Bilionário assumirá liderança de agência espacial no segundo governo Trump. Isaacman foi ao espaço duas vezes como astronauta privado e lidera programa espacial privado em parceria com SpaceX.
O bilionário de tecnologia e astronauta privado Jared Isaacman foi escolhido por Donald Trump para ser o próximo administrador geral da NASA. O presidente eleito fez o anúncio ontem (04/12/2024) nas redes sociais.
“Jared conduzirá a missão de descoberta e inspiração da NASA, abrindo caminho para conquistas inovadoras em ciência espacial, tecnologia e exploração”, escreveu Trump em um post no Truth Social, rede que ele lançou em 2022.
“A paixão de Jared pelo espaço, a experiência de astronauta e a dedicação em expandir os limites da exploração, desvendar os mistérios do universo e desbloquear a nova economia espacial o tornam idealmente adequado para liderar a NASA em uma nova era ousada”, postou Trump.
“Estou honrado em receber a nomeação do presidente Trump para servir como o próximo administrador da NASA. Tendo tido a sorte de ver nosso incrível planeta do espaço, sou apaixonado pela América liderando a aventura mais incrível da história humana”, escreveu Isaacman no X.
“Eu nasci depois dos pousos na lua; meus filhos nasceram depois do último lançamento do Ônibus Espacial”, escreveu Isaacman X. “Com o apoio do presidente Trump, posso prometer a vocês isto: nunca mais perderemos nossa capacidade de viajar para as estrelas e nunca nos contentaremos com o segundo lugar. Vamos inspirar as crianças, as suas e as minhas, a olhar para cima e sonhar com o que é possível. Os americanos caminharão na Lua e em Marte e, ao fazer isso, tornaremos a vida melhor aqui na Terra.”
Isaacman Isaacman, 41 anos, fundador e CEO da empresa de processamento de pagamentos Shift4 Payments tem experiência como aviador e astronauta. É um piloto talentoso que ajudou a fundar o Ghost Squadron, uma equipe de acrobacias com jatos, e a Draken International, uma empresa que treina pilotos para o exército dos EUA.
O bilionário organizou, financiou e comandou o primeiro voo espacial orbital sem astronautas profissionais: a missão Inspiration4, que passou três dias no espaço em setembro de 2021. Isaacman também lidera e financia o programa espacial privado Polaris, em parceria com a SpaceX.

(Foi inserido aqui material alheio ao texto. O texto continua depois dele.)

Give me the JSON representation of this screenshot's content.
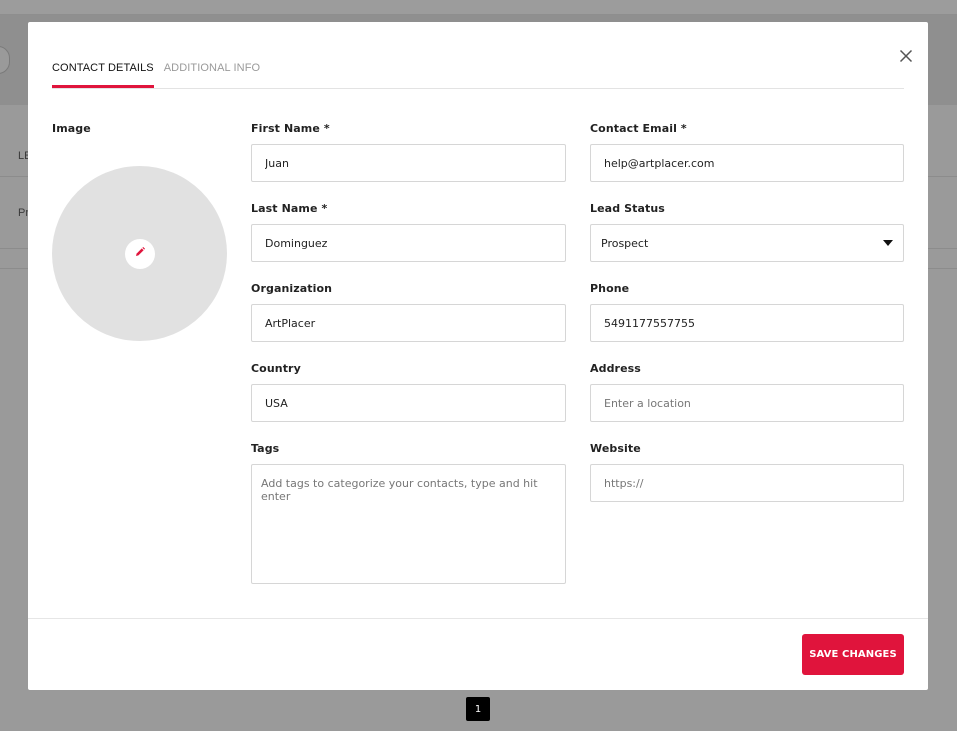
{
  "background": {
    "column_header_partial": "LE",
    "row_text_partial": "Pr",
    "pagination_current": "1"
  },
  "modal": {
    "tabs": [
      {
        "label": "CONTACT DETAILS",
        "active": true
      },
      {
        "label": "ADDITIONAL INFO",
        "active": false
      }
    ],
    "image_label": "Image",
    "fields": {
      "first_name": {
        "label": "First Name *",
        "value": "Juan"
      },
      "last_name": {
        "label": "Last Name *",
        "value": "Dominguez"
      },
      "organization": {
        "label": "Organization",
        "value": "ArtPlacer"
      },
      "country": {
        "label": "Country",
        "value": "USA"
      },
      "tags": {
        "label": "Tags",
        "placeholder": "Add tags to categorize your contacts, type and hit enter"
      },
      "contact_email": {
        "label": "Contact Email *",
        "value": "help@artplacer.com"
      },
      "lead_status": {
        "label": "Lead Status",
        "value": "Prospect"
      },
      "phone": {
        "label": "Phone",
        "value": "5491177557755"
      },
      "address": {
        "label": "Address",
        "placeholder": "Enter a location"
      },
      "website": {
        "label": "Website",
        "placeholder": "https://"
      }
    },
    "save_label": "SAVE CHANGES"
  },
  "colors": {
    "accent": "#e0143c",
    "overlay": "#9a9a9a",
    "avatar_bg": "#e1e1e1"
  },
  "icons": [
    "close-icon",
    "pencil-icon",
    "chevron-down-icon"
  ]
}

A primeira missão ocorreu me setembro de 2024 e durou cinco dias. A Polaris Dawn chegou mais longe da Terra do que qualquer voo tripulado desde as missões Apollo e fez a primeira caminhada espacial privada, realizada por Isaacman e Sarah Gillis, engenheira da SpaceX.
Para a segunda missão, a equipe do Polaris ofereceu à NASA realizar manutenção no Telescópio Espacial Hubble sem custo à agência. Por questões técnicas, a NASA recusou a oferta. A terceira missão será o primeiro voo tripulado da Starship – a nave interplanetária sendo desenvolvida pela SpaceX.
Choque? “Na minha última missão ao espaço, minha tripulação e eu viajamos mais longe da Terra do que qualquer um em mais de meio século. Posso dizer com segurança que esta segunda era espacial apenas começou. O espaço tem um potencial inigualável para avanços na fabricação, biotecnologia, mineração e talvez até mesmo caminhos para novas fontes de energia. Haverá inevitavelmente uma economia espacial próspera — uma que criará oportunidades para inúmeras pessoas viverem e trabalharem no espaço. Na NASA, buscaremos apaixonadamente essas possibilidades e inauguraremos uma era em que a humanidade se tornará uma verdadeira civilização espacial”, postou Isaacman.
Com uma visão mais voltada para os empreendimentos espaciais privados, Isaacman poderá trazer uma nova abordagem à agência estatal, justamente numa época em que ela enfrenta rumores de lobby e favorecimento a empresas com maior legado. Se o novo administrador realmente quiser trazer essa visão à NASA, ele precisará confrontar defensores de programas caros e ineficientes, como o Artemis.
O programa lunar Artemis acumula elevações de custos e atrasos. Utiliza o foguete SLS, liderado pela Boeing, e a nave Orion, liderada pela Lockheed Martin. Ambos passam por desafios técnicos e orçamentários – enquanto a iniciativa privada mais ampla aponta projetos mais viáveis. Surpreende, por exemplo, o fato de o SLS não ter nenhum estágio reutilizável, estando na contramão das inovações da indústria.
A indicação de Isaacman ainda precisa ser validada pelo Congresso.